Just so kind of curious how common that is in endometrial, if you know, and maybe if you looked at some of the longer stable disease patients, see if they also had that mutation?

Speaker 3

Yes. So, I thought that that was remarkable and very interesting as well because I see PIK3CA, very commonly. It's actually not on our chart that we provided because initially it wasn't considered an alteration mutation or an activating mutation. But due to the fact that those patients who had a partial response or complete response had a PI3C amplification, makes me very enthusiastic to include that in any future trials. And I'm very interested in the mechanism of action.

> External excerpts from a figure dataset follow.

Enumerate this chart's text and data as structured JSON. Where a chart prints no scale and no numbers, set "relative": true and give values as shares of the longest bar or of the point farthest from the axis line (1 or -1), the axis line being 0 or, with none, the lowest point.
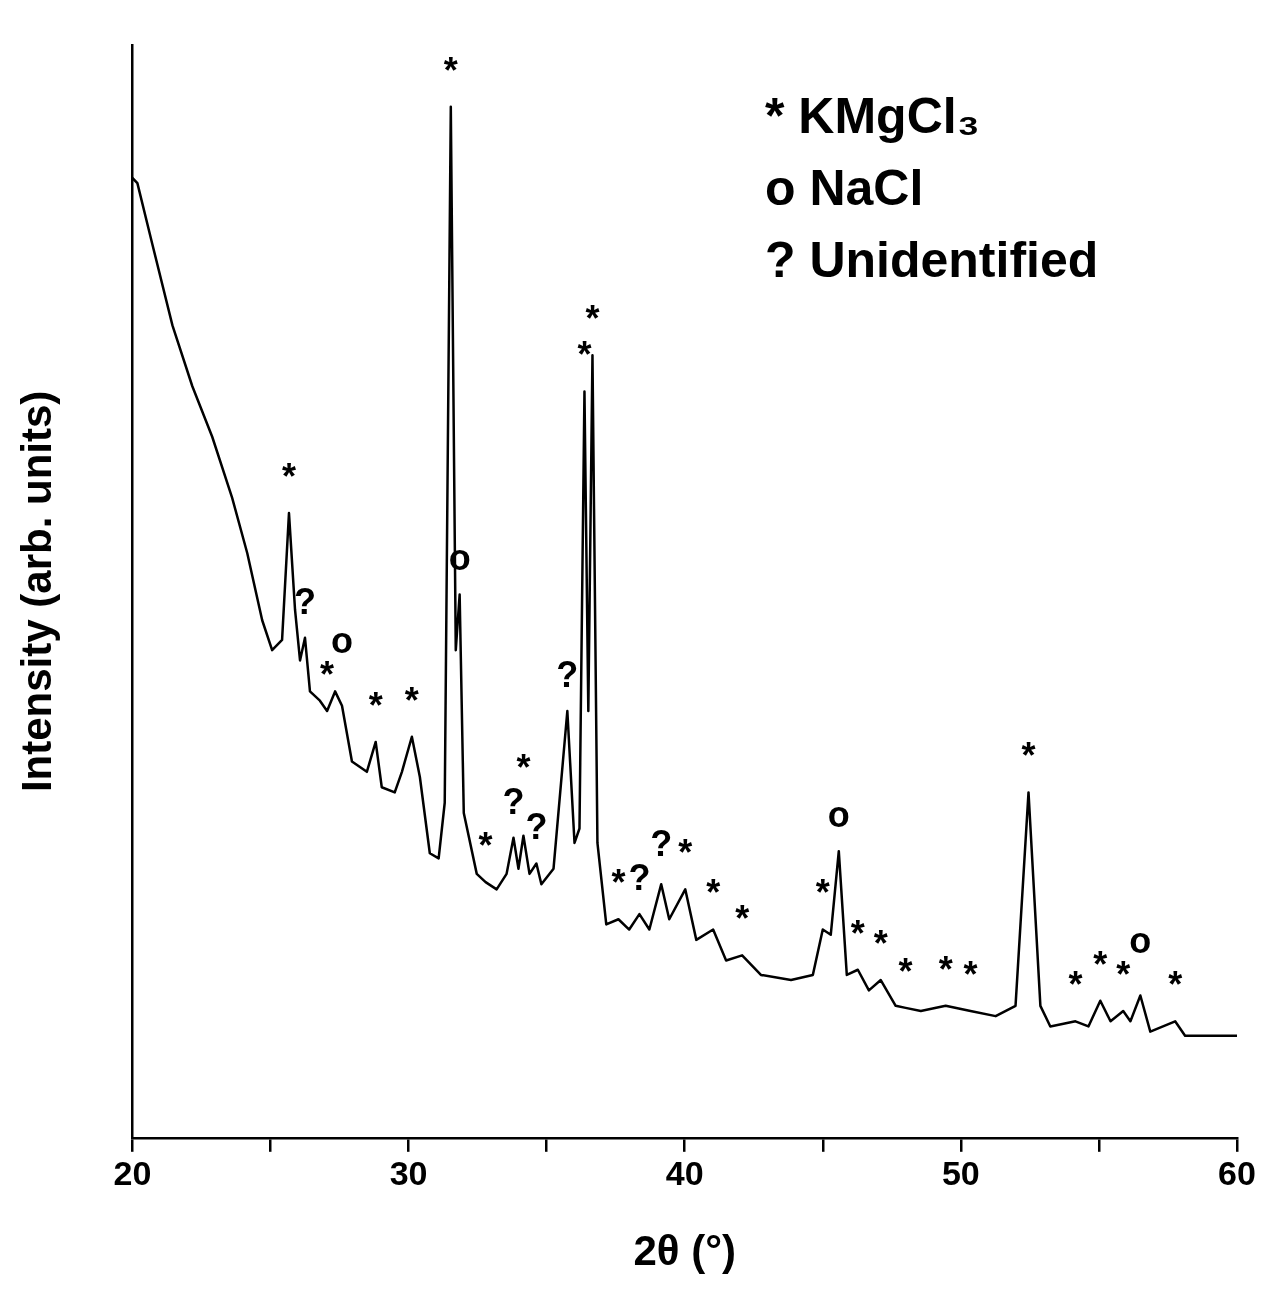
{
  "chart_data": {
    "type": "line",
    "relative": true,
    "xlabel": "2θ (°)",
    "ylabel": "Intensity (arb. units)",
    "color": "#000000",
    "marker": "none",
    "grid": false,
    "legend": false,
    "xlim": [
      20,
      60
    ],
    "xticks": [
      20,
      {
        "value": 25,
        "label": null
      },
      30,
      {
        "value": 35,
        "label": null
      },
      40,
      {
        "value": 45,
        "label": null
      },
      50,
      {
        "value": 55,
        "label": null
      },
      60
    ],
    "x": [
      20,
      20.18,
      20.72,
      21.45,
      22.17,
      22.89,
      23.61,
      24.16,
      24.7,
      25.06,
      25.42,
      25.67,
      25.89,
      26.07,
      26.25,
      26.43,
      26.79,
      27.05,
      27.34,
      27.59,
      27.95,
      28.49,
      28.81,
      29.03,
      29.5,
      29.76,
      30.12,
      30.41,
      30.77,
      31.09,
      31.31,
      31.53,
      31.71,
      31.85,
      32,
      32.47,
      32.79,
      33.19,
      33.55,
      33.8,
      33.98,
      34.16,
      34.38,
      34.63,
      34.81,
      35.25,
      35.75,
      36.01,
      36.19,
      36.37,
      36.51,
      36.66,
      36.84,
      37.16,
      37.6,
      37.99,
      38.36,
      38.72,
      39.15,
      39.44,
      40.02,
      40.42,
      41.03,
      41.5,
      42.08,
      42.76,
      43.85,
      44.64,
      45,
      45.29,
      45.58,
      45.87,
      46.27,
      46.67,
      47.1,
      47.64,
      48,
      48.55,
      49.45,
      50.35,
      51.26,
      51.98,
      52.45,
      52.88,
      53.24,
      54.15,
      54.62,
      55.05,
      55.42,
      55.88,
      56.14,
      56.5,
      56.86,
      57.76,
      58.12,
      59.02,
      60
    ],
    "values": [
      0.931,
      0.926,
      0.867,
      0.788,
      0.729,
      0.68,
      0.621,
      0.567,
      0.502,
      0.473,
      0.483,
      0.606,
      0.512,
      0.463,
      0.485,
      0.433,
      0.424,
      0.414,
      0.433,
      0.419,
      0.365,
      0.355,
      0.384,
      0.34,
      0.335,
      0.355,
      0.389,
      0.35,
      0.276,
      0.271,
      0.325,
      1,
      0.473,
      0.527,
      0.315,
      0.256,
      0.248,
      0.241,
      0.256,
      0.291,
      0.261,
      0.293,
      0.256,
      0.266,
      0.246,
      0.261,
      0.414,
      0.286,
      0.3,
      0.724,
      0.414,
      0.759,
      0.286,
      0.207,
      0.212,
      0.202,
      0.217,
      0.202,
      0.246,
      0.212,
      0.241,
      0.192,
      0.202,
      0.172,
      0.177,
      0.158,
      0.153,
      0.158,
      0.202,
      0.197,
      0.278,
      0.158,
      0.163,
      0.143,
      0.153,
      0.128,
      0.126,
      0.123,
      0.128,
      0.123,
      0.118,
      0.128,
      0.335,
      0.128,
      0.108,
      0.113,
      0.108,
      0.133,
      0.113,
      0.123,
      0.113,
      0.138,
      0.103,
      0.113,
      0.099,
      0.099,
      0.099
    ],
    "annotations": [
      "* KMgCl₃",
      "o NaCl",
      "? Unidentified",
      {
        "text": "*",
        "x": 25.67,
        "y": 0.606
      },
      {
        "text": "?",
        "x": 26.25,
        "y": 0.485
      },
      {
        "text": "*",
        "x": 27.05,
        "y": 0.414
      },
      {
        "text": "o",
        "x": 27.59,
        "y": 0.419
      },
      {
        "text": "*",
        "x": 28.81,
        "y": 0.384
      },
      {
        "text": "*",
        "x": 30.12,
        "y": 0.389
      },
      {
        "text": "*",
        "x": 31.53,
        "y": 1
      },
      {
        "text": "o",
        "x": 31.85,
        "y": 0.527
      },
      {
        "text": "*",
        "x": 32.79,
        "y": 0.248
      },
      {
        "text": "?",
        "x": 33.8,
        "y": 0.291
      },
      {
        "text": "*",
        "x": 34.16,
        "y": 0.293
      },
      {
        "text": "?",
        "x": 34.63,
        "y": 0.266
      },
      {
        "text": "?",
        "x": 35.75,
        "y": 0.414
      },
      {
        "text": "*",
        "x": 36.37,
        "y": 0.724
      },
      {
        "text": "*",
        "x": 36.66,
        "y": 0.759
      },
      {
        "text": "*",
        "x": 37.6,
        "y": 0.212
      },
      {
        "text": "?",
        "x": 38.36,
        "y": 0.217
      },
      {
        "text": "?",
        "x": 39.15,
        "y": 0.246
      },
      {
        "text": "*",
        "x": 40.02,
        "y": 0.241
      },
      {
        "text": "*",
        "x": 41.03,
        "y": 0.202
      },
      {
        "text": "*",
        "x": 42.08,
        "y": 0.177
      },
      {
        "text": "*",
        "x": 45,
        "y": 0.202
      },
      {
        "text": "o",
        "x": 45.58,
        "y": 0.278
      },
      {
        "text": "*",
        "x": 46.27,
        "y": 0.163
      },
      {
        "text": "*",
        "x": 47.1,
        "y": 0.153
      },
      {
        "text": "*",
        "x": 48,
        "y": 0.126
      },
      {
        "text": "*",
        "x": 49.45,
        "y": 0.128
      },
      {
        "text": "*",
        "x": 50.35,
        "y": 0.123
      },
      {
        "text": "*",
        "x": 52.45,
        "y": 0.335
      },
      {
        "text": "*",
        "x": 54.15,
        "y": 0.113
      },
      {
        "text": "*",
        "x": 55.05,
        "y": 0.133
      },
      {
        "text": "*",
        "x": 55.88,
        "y": 0.123
      },
      {
        "text": "o",
        "x": 56.5,
        "y": 0.138
      },
      {
        "text": "*",
        "x": 57.76,
        "y": 0.113
      }
    ]
  }
}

So on that one slide, I did show how GK1 potentially affects the pathway through CKAP4. And it could be a direct activation that's independent of the immune pathway. So I'm excited to see where this is headed. I don't know that we fully understand why, but I do think even though the numbers are small, it's hypothesis generating that there is a correlation between PIK3CA amplification and response to DK101.

Speaker 8

Thanks. And then I guess Dave more for the company, but the product as well. Have you had a chance yet to look at some of the on treatment biopsies, look for some of those changes in immune cell infiltration and such? Sure. Have you been in collecting the Entrance biopsies as well, I guess?

Speaker 2

Yes. So I'll take that one. So we have not yet fully analyzed the biopsies as it relates to immunohistochemical changes and the new infiltrate changes over between the screening biopsy and the on treatment biopsy. In fact, we have a number of analyses left to complete on the biopsies, including some additional patients with the DKK1 RNA scope. We anticipate that we'll have much of this being toward the end of the calendar year.

Speaker 8

Great. Thank you.

Speaker 1

Thank you. We are showing no further questions. Thank you again for dialing in to today's conference. Have a good day.